トップページ>>一般質問>>平成27年6月一般質問
熊本県議会における:自由民主党:早田議員の『一般質問』
以前の質問で、菊池川流域には装飾古墳群や国宝、重要文化財があるが、地域全体を面として捉え、アピールすることが相乗効果がある旨提言した経緯がある。装飾古墳は明治時代に旧制鹿本中学校から発信されたことが先駆けとなっているが、その流れをくむ鹿本高校の考古学部に所属していた知事の菊池川流域の文化財に対する思いを尋ねる。
(知事):
考古学に触れた過去の経験が、郷土の宝である歴史や文化を守り、育む取り組みを進める原動力になっている。知事が会長である菊池川流域古代文化研究会の活動により、流域市町とともに菊池川流域の歴史の探究活動が行われてきた。今後も、県と地元が一体となって文化財を生かした地域の活性化を図ってまいる。

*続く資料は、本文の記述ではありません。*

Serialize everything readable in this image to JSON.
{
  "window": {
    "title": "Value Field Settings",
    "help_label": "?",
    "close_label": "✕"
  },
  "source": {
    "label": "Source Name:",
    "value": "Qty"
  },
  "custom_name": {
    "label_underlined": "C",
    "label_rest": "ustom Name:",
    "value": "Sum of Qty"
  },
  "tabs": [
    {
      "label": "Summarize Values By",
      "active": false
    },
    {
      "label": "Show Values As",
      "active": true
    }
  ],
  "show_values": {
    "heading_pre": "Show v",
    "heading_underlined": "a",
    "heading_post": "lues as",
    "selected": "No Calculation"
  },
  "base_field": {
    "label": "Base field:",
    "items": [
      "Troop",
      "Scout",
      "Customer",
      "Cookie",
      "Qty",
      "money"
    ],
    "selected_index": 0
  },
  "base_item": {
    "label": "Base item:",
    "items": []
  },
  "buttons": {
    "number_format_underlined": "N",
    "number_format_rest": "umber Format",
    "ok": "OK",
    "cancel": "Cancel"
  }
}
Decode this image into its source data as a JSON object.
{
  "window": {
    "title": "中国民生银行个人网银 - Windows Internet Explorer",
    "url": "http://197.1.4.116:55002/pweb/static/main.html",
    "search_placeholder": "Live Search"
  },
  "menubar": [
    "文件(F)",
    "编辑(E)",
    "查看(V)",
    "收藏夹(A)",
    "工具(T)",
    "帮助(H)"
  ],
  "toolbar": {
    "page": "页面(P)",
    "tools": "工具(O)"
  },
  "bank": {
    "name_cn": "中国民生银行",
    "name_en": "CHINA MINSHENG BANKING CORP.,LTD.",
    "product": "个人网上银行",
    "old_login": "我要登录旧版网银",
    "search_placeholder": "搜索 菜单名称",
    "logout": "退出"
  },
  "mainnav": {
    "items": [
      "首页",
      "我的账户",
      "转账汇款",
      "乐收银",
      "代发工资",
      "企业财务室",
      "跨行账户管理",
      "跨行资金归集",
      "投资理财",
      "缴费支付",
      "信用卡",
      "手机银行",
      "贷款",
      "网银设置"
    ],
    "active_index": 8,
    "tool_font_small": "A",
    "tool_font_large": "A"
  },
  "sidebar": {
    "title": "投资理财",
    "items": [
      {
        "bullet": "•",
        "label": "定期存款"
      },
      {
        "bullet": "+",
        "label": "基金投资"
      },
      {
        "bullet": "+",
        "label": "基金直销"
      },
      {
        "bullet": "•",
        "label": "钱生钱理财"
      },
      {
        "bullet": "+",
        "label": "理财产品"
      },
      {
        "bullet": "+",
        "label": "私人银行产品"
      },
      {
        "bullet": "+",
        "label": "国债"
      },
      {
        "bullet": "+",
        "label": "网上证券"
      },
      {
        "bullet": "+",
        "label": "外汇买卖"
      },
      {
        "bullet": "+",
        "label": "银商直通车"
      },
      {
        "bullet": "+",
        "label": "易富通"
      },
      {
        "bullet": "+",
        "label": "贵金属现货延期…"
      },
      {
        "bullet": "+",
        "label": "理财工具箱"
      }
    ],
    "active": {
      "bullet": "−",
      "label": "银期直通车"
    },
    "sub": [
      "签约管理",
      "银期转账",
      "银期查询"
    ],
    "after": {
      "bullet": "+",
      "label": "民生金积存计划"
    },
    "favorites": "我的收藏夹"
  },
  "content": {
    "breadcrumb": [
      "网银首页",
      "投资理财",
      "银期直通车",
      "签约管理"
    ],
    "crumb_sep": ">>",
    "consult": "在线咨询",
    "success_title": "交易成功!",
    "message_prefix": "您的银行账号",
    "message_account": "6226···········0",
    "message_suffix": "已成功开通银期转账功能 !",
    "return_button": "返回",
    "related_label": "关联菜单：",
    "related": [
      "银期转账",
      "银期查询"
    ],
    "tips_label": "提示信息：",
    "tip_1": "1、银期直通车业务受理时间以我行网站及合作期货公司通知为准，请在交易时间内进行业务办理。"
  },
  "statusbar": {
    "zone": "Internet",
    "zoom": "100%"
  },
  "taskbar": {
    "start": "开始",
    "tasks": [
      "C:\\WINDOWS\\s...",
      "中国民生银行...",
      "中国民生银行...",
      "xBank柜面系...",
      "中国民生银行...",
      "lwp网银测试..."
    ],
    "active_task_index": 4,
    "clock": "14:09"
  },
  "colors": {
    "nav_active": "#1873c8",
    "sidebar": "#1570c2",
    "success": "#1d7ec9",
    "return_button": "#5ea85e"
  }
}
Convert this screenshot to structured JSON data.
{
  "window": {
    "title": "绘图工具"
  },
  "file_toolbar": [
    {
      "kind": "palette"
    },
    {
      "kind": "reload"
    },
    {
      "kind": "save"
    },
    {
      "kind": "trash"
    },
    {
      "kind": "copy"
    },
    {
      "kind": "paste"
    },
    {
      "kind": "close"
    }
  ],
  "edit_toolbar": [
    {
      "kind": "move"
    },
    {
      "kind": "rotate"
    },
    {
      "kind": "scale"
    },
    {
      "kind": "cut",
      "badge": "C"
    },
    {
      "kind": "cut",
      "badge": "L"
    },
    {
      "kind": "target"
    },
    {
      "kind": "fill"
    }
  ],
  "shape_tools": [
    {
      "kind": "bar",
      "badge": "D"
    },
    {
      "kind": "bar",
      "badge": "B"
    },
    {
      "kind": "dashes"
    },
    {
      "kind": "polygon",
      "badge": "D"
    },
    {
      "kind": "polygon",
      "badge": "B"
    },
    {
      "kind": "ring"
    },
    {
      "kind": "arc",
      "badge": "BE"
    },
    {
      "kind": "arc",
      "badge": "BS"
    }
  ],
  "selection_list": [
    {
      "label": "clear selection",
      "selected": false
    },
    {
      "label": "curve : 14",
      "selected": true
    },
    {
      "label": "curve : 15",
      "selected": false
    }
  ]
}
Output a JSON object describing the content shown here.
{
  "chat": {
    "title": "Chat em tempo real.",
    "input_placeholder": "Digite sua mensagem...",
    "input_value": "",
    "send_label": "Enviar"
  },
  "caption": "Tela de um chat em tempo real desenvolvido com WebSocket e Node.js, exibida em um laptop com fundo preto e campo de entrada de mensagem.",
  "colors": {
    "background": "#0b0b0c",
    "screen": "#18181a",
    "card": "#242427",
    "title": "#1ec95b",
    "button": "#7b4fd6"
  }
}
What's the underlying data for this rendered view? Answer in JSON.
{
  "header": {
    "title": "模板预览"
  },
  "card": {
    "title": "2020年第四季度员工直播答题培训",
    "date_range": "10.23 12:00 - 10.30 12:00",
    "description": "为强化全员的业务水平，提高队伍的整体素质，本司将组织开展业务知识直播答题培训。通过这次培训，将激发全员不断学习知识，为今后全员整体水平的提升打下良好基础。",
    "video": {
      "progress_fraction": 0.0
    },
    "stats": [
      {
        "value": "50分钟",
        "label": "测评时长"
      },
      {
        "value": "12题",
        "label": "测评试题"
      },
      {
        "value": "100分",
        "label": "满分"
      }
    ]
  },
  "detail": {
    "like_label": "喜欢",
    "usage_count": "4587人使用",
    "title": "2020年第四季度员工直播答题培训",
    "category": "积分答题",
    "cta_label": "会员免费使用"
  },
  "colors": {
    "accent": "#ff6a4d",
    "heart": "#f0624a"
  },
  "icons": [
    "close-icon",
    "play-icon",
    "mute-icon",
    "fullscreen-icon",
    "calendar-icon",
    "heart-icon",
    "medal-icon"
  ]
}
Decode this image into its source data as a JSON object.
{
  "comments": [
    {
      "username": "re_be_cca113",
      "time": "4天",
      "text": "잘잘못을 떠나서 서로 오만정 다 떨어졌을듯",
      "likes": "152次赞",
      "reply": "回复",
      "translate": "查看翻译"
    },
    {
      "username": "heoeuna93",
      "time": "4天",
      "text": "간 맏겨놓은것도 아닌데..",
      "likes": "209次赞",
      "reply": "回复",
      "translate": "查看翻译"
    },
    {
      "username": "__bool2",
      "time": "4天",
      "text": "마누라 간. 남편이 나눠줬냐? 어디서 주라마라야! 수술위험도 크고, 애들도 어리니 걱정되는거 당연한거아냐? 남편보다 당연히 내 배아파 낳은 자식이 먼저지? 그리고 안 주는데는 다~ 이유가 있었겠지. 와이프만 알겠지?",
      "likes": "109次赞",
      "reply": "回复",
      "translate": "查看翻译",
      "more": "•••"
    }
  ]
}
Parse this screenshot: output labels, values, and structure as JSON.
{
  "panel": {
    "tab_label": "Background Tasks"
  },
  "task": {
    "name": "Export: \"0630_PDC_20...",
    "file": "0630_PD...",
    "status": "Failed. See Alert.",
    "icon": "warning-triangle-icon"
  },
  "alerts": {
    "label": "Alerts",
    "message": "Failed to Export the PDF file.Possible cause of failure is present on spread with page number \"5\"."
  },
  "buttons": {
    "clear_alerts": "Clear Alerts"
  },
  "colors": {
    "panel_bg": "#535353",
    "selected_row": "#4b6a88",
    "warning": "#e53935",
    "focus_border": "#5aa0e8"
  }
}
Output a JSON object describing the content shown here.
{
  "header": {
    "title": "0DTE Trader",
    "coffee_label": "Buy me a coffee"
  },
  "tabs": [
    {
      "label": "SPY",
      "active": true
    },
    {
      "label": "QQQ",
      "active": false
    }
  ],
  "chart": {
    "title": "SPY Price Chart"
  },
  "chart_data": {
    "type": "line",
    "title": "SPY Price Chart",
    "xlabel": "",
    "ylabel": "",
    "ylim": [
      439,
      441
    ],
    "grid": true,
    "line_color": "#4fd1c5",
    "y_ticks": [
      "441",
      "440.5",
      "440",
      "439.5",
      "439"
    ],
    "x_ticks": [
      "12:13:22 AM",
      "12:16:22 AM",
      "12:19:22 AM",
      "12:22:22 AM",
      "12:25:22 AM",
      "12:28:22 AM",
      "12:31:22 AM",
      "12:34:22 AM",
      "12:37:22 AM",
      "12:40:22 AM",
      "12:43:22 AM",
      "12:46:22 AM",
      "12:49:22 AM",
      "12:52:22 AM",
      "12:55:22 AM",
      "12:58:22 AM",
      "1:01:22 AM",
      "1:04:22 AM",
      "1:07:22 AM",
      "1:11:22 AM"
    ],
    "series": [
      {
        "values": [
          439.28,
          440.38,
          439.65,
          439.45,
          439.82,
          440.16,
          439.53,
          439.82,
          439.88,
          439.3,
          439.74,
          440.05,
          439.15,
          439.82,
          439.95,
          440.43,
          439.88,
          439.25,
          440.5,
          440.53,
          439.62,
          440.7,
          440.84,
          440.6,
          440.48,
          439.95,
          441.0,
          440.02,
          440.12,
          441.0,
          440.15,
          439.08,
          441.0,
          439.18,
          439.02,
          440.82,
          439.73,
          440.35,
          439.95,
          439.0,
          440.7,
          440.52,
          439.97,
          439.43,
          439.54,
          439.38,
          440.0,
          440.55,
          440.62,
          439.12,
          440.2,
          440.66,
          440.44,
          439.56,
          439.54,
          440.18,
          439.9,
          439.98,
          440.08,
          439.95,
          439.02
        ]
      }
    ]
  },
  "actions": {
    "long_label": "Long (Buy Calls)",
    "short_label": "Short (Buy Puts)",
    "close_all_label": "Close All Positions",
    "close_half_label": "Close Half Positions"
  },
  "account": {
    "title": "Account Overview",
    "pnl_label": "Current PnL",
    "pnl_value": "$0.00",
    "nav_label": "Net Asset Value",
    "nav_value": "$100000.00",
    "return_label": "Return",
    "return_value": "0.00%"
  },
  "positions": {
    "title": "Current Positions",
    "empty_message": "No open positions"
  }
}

日本遺産は、点在する有形無形の文化財を地域やテーマごとに一括認定する制度で、認定には歴史的な価値や魅力を訴えるストーリーが必要となる。菊池川流域で日本遺産を目指す場合、複数の市町にまたがったストーリーが展開される必要性があるが、日本遺産に向けて菊池川流域で取り組むことについての評価と、日本遺産を目指す菊池川流域の市町への支援について、教育長に尋ねる。また、装飾古墳館ではもっと身近に古墳を理解できるような取り組みが必要と考えるが、装飾古墳館の対応について、あわせて教育長に尋ねる。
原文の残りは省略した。